Author: Siegel, Lisa

Type of paper: Abstract refereed

The challenges of the Anthropocene are affecting the planet in unprecedented and unexpected ways, and women’s voices are becoming more salient in responding to these emerging global conundrums. As education and research continues to grapple with Anthropocenic issues and realities (Olvitt, 2017), it is crucial to explore the ways in which environmental agency is understood, mediated, and/or inhibited in women environmentalists. This roundtable discussion will offer the opportunity for participants to learn about and interrogate the Moving Towards the Gynocene project, which employs an adapted collective biography method to deeply explore the lived experiences of women environmentalists by co-creating common stories. Researchers, practitioners, and policy makers who are interested in collective methodologies in general, or gender and environment issues in particular, will find this exploration relevant to their work.

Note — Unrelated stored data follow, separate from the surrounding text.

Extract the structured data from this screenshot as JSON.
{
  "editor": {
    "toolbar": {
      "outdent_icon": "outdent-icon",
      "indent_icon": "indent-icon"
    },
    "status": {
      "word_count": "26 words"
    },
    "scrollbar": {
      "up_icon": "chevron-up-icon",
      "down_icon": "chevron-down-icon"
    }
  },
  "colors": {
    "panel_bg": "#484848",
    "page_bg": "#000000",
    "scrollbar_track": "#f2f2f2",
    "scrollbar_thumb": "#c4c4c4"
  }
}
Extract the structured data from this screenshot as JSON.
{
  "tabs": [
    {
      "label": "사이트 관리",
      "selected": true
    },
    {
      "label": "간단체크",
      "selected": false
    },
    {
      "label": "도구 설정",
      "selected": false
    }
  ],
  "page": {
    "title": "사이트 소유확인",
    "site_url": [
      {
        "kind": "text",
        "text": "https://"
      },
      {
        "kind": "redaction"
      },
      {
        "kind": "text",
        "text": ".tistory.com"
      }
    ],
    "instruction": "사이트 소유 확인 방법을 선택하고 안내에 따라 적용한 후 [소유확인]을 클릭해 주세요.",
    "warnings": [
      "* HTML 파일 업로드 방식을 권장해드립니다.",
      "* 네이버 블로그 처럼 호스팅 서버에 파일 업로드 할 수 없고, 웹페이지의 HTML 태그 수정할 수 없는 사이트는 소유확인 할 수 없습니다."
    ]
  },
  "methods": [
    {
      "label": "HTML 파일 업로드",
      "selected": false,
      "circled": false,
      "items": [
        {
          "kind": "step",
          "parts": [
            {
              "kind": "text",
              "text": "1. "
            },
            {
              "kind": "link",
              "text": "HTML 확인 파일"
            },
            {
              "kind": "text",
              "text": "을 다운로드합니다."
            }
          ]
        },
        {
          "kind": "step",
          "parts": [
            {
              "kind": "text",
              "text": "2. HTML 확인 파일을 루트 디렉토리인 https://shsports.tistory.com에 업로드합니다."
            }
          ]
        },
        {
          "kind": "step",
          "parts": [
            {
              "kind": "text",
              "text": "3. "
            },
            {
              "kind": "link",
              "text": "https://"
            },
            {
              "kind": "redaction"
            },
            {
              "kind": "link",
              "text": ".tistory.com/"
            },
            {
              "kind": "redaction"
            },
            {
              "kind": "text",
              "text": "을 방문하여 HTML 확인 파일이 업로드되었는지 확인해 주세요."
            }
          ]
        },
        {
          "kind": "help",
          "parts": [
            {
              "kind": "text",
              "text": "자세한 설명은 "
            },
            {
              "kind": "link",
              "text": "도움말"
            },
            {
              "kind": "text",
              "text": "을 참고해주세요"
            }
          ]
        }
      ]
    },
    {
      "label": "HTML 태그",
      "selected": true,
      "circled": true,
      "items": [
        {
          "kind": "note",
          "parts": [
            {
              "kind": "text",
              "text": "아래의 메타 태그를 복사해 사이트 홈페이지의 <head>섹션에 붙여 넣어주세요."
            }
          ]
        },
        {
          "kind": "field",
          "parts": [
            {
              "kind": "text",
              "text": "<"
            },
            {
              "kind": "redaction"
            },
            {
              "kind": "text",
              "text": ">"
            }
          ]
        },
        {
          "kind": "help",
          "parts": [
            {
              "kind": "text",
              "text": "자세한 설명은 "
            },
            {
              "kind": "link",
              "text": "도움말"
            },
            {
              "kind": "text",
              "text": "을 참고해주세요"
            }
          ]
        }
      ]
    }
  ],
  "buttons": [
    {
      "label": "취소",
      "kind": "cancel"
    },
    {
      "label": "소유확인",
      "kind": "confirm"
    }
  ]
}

Why focus on women when employing this collective methodology? While in a completely egalitarian world the connection between gender and the development of pro-environmental behaviours would not be of interest, an understanding of the part that gender does play could shed some crucial light in our current reality. There is weak and often contradictory evidence about gender affect and difference in pro-environmental attitudes and behaviour globally, and it is important that this area of research is further developed as we strive to understand best practice in education. This project attempts this through a combined process of story sharing, or “inter-learning”, and individual exploration, or “intra-learning”.

Collective biography is unique from other narrative forms of research in its insistence that, instead of looking at the particular autobiographical details of individual lives, the memory stories of each individual are “one facet of a whole much greater than individual selves and much bigger than human lives alone” (Davies & Gannon, 2012, p. 359).The session will in and of itself enact a collective story, beginning with a brief outline of the presenter’s experience with the collective biography method in her own project, and then encouraging participants to share their own research and experiences with collective methodologies and/or feminist theoretical frameworks in education research.